Bisher konnte die Regierung darauf bauen, dass sie in der Zurückweisung von Kritik an ihren Corona-Maßnahmen von großen Teilen der linken Diskursgemeinschaft und der Medienlandschaft automatisch unterstützt wurde. Was passiert, wenn eine kritische Masse dieser bisherigen Unterstützer nach und nach desertiert? Wie werden sich linke Medienmitarbeiter verhalten, wenn sie merken, dass ihnen das eigene Milieu nicht mehr traut?

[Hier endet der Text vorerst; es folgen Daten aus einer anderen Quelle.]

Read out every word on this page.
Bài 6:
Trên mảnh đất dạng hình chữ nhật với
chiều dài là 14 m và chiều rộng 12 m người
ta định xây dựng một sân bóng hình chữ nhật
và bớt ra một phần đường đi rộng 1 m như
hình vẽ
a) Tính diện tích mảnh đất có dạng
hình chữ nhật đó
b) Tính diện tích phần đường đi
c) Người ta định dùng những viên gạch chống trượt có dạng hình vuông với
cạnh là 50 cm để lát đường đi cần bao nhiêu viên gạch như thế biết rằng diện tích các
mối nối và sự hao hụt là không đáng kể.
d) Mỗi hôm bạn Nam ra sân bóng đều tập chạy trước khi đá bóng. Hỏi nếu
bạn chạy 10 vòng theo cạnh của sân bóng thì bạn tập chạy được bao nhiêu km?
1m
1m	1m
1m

Auch Politiker scheinen zu merken, wie die Stimmung umschlägt, allen voran Markus Söder als geschmeidigster Stimmungsspürer der Republik: „Impfversagen! Söder rechnet mit Regierung ab“ – so konnte Bild titeln, weil der bayerische Ministerpräsident und CSU-Chef, der mit Regierungshandeln bekanntlich nichts zu tun hat, mit seiner Wutinszenierung davon abzulenken verstand, dass die Schlagzeile eigentlich hätte lauten müssen: ‘Gericht düpiert Söder’, nachdem die 15-Kilometer-Sperrzone von der landeseigenen Justiz einkassiert wurde.
Ganz ähnlich Olaf Scholz: „Vize-Kanzler geht wegen Impf-Debakel auf von der Leyen los: ‚Richtig sch*** gelaufen!’“, meldete Bild.
Zuletzt beschwor die Kanzlerin das Volk, es müsse „noch eine Weile durchhalten“. In der größten Not erwägt Merkel sogar den Einsatz des russischen Impfstoffs Sputnik V in Deutschland.
Wenn die strikte Spaltung in eine helle und eine dunkle regierungskritische Seite sich tatsächlich allmählich auflöst, und sogar einige treue Medien sich abwenden: Dann verschwindet auch die wichtigste Stütze, auf die Merkel immer bauen konnte.